Yes, it was a trilogy, and even those who were less keen on Powaqqatsi had to admit it was a hell of a lot better than the third part which arrived almost fifteen years later, the disastrous Naqoyqatsi which lapsed into horribly dated computer graphics so often it was a wonder it ever was released. An aspect that may have given fans of the first one pause was the parent company logo: where before you had the endorsement of Francis Ford Coppola, here it was the Cannon company producing it, their name synonymous with regular trash and stupidity during this decade. That said, the Go-Go Boys did put their name to works by respected directors who could not raise funds anywhere else, such as Jean-Luc Godard or John Cassavetes.
Nevertheless, in light of how much of an impact Koyaanisqatsi made at the beginning of the eighties, it was surprising that it was the not much respected Cannon putting up the budget, so more power to them – perhaps it was they who suggested the Israeli footage. Reggio and his crew had travelled around the globe to capture clips of daily life in various developing countries, always with a view to apparently making the Westerners watching shift uncomfortably in their seats when they twigged their lifestyle was very much reliant on the world’s poorest communities toiling hard for their pampered existences, perhaps deliberately failing to acknowledge that not everyone in the developed world was exactly living in the lap of luxury. It was this sort of narrow focus that tended to give fuel to Reggio’s detractors.

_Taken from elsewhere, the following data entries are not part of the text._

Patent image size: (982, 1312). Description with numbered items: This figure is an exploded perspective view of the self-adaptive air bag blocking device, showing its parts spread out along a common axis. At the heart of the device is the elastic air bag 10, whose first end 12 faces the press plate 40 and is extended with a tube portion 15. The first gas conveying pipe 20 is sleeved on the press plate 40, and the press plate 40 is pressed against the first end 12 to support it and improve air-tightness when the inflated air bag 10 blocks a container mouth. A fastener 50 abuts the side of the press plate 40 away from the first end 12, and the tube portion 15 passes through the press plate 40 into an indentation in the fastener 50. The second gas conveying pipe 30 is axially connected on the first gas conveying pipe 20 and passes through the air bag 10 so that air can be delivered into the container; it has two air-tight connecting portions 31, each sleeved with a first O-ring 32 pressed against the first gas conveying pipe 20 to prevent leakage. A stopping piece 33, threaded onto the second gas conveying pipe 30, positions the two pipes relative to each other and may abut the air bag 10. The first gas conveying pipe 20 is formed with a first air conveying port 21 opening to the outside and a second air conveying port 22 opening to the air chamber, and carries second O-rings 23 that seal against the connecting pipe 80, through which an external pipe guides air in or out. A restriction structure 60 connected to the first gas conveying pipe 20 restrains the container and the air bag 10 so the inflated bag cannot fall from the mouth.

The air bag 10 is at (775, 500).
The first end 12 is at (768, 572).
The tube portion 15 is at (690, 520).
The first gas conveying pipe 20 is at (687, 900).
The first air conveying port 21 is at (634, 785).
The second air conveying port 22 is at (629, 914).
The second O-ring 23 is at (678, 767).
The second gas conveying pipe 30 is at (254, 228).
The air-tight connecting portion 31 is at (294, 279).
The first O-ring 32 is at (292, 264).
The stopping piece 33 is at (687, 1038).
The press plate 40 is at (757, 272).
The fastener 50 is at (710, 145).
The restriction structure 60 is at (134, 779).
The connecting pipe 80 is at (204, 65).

They would accuse him of hypocrisy when as a director he was using the very latest technology to shoot and edit his films, technology that had to be invented before he was able to mount his epic complaining sessions, and wasn’t he being patronising to both sides of the financial divide on Earth if he thought the poorest were better off with their simple lives and the wealthiest had no idea of what it took to keep their lights burning and televisions running? After all, it was not as if there was a blanket blackout on news from the nations who were suffering more than the others, there was a reminder every time you turned on the news or picked up a paper. The title is explained as meaning an entity which consumes others in order to prosper and survive, but it was maybe best to allow the mix of visuals and music to work in tandem – Reggio had lost none of his skill in that area – than to start to pick apart the moral we were intended to take away. All those “pure” children representing their exploited societies was a tad exploitative in itself.